The simplest approach would be to use the Ares I second stage. However, the ultimate goal would be a reusable design which would re-enter after one orbit, somewhere over the Gulf of Mexico, and hopefully fly all the way back to the Cape.
One approach would be to replace the outer skin after each mission. A blunt heat shield on the nose and an inflated cone of thermal blankets at the rear would suffer the brunt of the heat and drag. The final landing would use parachutes.
NASA once experimented with magnetic shielding for re-entry vehicles but never really pursued it. One interesting design uses two magnetic booms/probes on the ends of relatively stubby wings (more of a lifting body). These probes would extend beyond the front of the stage. The tips of the probes are magnetic poles, and the ions from the shock wavefront will be deflected away from the probes themselves. The body of the stage would ride behind the shock waves from the probes.
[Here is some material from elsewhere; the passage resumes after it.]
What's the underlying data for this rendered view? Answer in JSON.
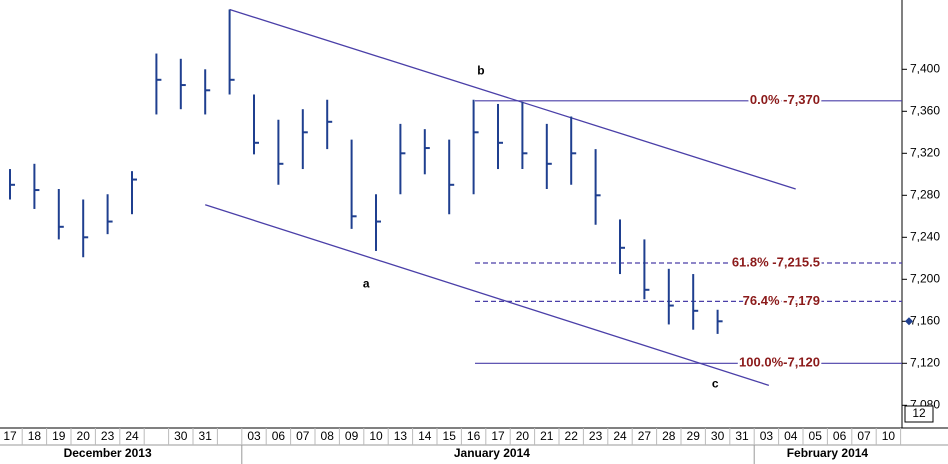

In addition, by directing positive ions downward and electrons upward there is a net lift generated (due to the difference in mass). The skin of the vehicle needs to be able to store an electric charge, and this only works during the early portion of the re-entry. This design would also need parachutes.
Of course one could use a design similar to the existing shuttle (replacing the crew and cargo with fuel tanks). I'm partial to a design which uses a downward dihedral delta wing. At high speed it traps air between the wings, generating compression lift. When the flaps are lowered it would turn into a ground-effect wing. The goal is to remain in the thinnest part of the atmosphere until well below Mach 5. The main problem is the asymetrical mass and drag during launch.
The only reasonable location for the payload is on the nose of the second stage. (The Soviet Buran design makes no sense whatsoever, except to look like the shuttle.) It makes control easier and will avoid damage from ice debris. There will also be less damage if the first or second stages fail. The only problem is that one may need a lengthy adaptor between the payload and the nose of the second stage.
For a manned payload, it should be noted that the tradeoff between a winged re-entry vehicle and a blunt capsule depends on the size of the vehicle. To justify a shuttle-like design would require combining cargo and crew (or a LOT of passengers), whereas from a safety perspective or mass limit it might be better to use separate missions for cargo and personel.